SI = Stimulation index; ² = test group x / test group 1 (vehicle control); * for p≤ 0.05,** for p≤ 0.01

No signs of systemic toxicity were noticed in all animals during general observation.

When applied as 5% and 2.5% test-substance preparation in propylene glycol, the test substance induced a biologically relevant (increase to 3-fold or above of control value = stimulation index (SI) ≥ 3), statistically significant and concentration-dependent increase of

3H-thymidine incorporation into the cells from the auricular lymph nodes. The increase of the 1% test-substance preparation was statistically significant but failed to reach the cut-off.

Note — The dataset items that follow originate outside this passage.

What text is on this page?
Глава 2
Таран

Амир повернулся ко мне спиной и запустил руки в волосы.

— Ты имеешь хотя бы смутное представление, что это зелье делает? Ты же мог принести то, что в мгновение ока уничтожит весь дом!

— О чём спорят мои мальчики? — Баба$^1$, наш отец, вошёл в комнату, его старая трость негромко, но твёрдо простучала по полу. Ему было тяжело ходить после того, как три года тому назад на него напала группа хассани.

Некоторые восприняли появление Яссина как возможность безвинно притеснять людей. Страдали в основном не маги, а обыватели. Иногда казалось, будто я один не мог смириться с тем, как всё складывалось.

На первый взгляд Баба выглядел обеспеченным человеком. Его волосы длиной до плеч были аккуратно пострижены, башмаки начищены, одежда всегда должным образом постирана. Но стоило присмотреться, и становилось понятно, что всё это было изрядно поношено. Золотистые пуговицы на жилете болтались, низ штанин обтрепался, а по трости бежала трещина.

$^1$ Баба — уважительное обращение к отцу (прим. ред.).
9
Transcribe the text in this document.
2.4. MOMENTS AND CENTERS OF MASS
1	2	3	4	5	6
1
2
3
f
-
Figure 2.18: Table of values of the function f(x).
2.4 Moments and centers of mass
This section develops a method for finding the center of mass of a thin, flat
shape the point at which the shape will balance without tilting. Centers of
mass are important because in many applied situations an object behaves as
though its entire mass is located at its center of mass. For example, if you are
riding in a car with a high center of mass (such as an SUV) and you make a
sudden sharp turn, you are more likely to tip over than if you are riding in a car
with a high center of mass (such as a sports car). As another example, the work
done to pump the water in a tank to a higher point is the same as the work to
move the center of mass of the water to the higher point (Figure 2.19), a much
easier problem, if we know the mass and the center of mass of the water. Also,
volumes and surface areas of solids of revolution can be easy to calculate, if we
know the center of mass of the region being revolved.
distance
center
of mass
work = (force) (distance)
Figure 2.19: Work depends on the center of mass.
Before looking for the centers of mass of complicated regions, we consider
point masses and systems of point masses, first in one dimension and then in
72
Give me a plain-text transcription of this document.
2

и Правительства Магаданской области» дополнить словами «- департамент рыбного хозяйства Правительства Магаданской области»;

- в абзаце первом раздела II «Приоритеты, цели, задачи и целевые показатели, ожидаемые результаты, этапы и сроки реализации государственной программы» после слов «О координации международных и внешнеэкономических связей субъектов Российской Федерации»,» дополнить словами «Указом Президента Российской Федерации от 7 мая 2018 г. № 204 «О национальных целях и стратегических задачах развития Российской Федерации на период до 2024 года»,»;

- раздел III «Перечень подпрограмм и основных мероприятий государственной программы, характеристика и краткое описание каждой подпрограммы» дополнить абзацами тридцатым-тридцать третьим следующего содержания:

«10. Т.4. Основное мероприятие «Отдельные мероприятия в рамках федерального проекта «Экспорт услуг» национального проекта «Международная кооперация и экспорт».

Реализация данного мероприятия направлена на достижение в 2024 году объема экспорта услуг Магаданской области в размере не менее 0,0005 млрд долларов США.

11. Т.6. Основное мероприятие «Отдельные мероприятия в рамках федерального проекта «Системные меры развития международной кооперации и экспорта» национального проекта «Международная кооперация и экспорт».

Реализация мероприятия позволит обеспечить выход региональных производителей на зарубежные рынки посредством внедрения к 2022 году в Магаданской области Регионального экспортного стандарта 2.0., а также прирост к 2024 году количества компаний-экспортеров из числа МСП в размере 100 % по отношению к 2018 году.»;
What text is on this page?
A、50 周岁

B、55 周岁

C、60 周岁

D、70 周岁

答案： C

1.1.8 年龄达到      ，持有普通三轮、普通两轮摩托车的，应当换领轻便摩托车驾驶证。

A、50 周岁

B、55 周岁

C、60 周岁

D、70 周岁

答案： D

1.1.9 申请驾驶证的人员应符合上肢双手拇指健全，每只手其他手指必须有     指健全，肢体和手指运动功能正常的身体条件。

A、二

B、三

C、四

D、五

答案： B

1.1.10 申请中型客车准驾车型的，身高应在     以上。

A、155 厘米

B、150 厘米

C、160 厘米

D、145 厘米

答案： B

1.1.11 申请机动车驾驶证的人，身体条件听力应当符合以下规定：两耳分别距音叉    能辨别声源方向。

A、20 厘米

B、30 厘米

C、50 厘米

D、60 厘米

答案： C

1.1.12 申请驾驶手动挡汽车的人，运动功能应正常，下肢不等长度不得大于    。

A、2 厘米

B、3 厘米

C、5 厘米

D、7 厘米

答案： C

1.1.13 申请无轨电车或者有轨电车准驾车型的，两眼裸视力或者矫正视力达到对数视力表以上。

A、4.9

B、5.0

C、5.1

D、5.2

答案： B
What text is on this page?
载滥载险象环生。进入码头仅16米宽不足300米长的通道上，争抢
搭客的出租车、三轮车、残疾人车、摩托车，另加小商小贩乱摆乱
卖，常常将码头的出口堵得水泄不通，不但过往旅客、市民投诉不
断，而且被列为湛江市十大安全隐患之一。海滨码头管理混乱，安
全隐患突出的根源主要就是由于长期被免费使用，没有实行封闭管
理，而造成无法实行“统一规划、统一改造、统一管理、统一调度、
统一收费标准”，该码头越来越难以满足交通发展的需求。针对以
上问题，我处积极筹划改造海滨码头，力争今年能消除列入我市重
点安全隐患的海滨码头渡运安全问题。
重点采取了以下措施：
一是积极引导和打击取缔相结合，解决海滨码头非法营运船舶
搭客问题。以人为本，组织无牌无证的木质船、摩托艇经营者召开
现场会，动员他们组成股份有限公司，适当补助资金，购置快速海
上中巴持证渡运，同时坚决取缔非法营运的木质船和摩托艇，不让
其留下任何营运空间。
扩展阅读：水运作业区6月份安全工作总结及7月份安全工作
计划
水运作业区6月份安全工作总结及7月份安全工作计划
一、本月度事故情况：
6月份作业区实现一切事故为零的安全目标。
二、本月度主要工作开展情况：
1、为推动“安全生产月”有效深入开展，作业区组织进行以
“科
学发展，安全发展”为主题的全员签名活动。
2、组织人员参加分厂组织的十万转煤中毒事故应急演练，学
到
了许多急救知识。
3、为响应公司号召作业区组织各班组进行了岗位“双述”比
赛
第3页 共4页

Concomitantly, the 5% and 2.5% test-substance preparation induced a biologically relevant and statistically significant response (increase to 1.5-fold or above of control value = stimulation index (SI) ≥ 1.5) in the auricular lymph node cell counts. The increase induced by the 1% testsubstance preparation lies just above the border of biological relevance and was statistically significant.

In addition, statistically significant increases in lymph node weights were noted at all tested concentrations.

The test-substance concentrations did not indicate increases in ear weights above 25% compared to vehicle control (SI ≥ 1.25), demonstrating the absence of excessive ear skin irritation. However, the highest concentration (5%) caused statistically significant and

considerably increased ear weights (mean SI 1.21) at the border of this cutoff value.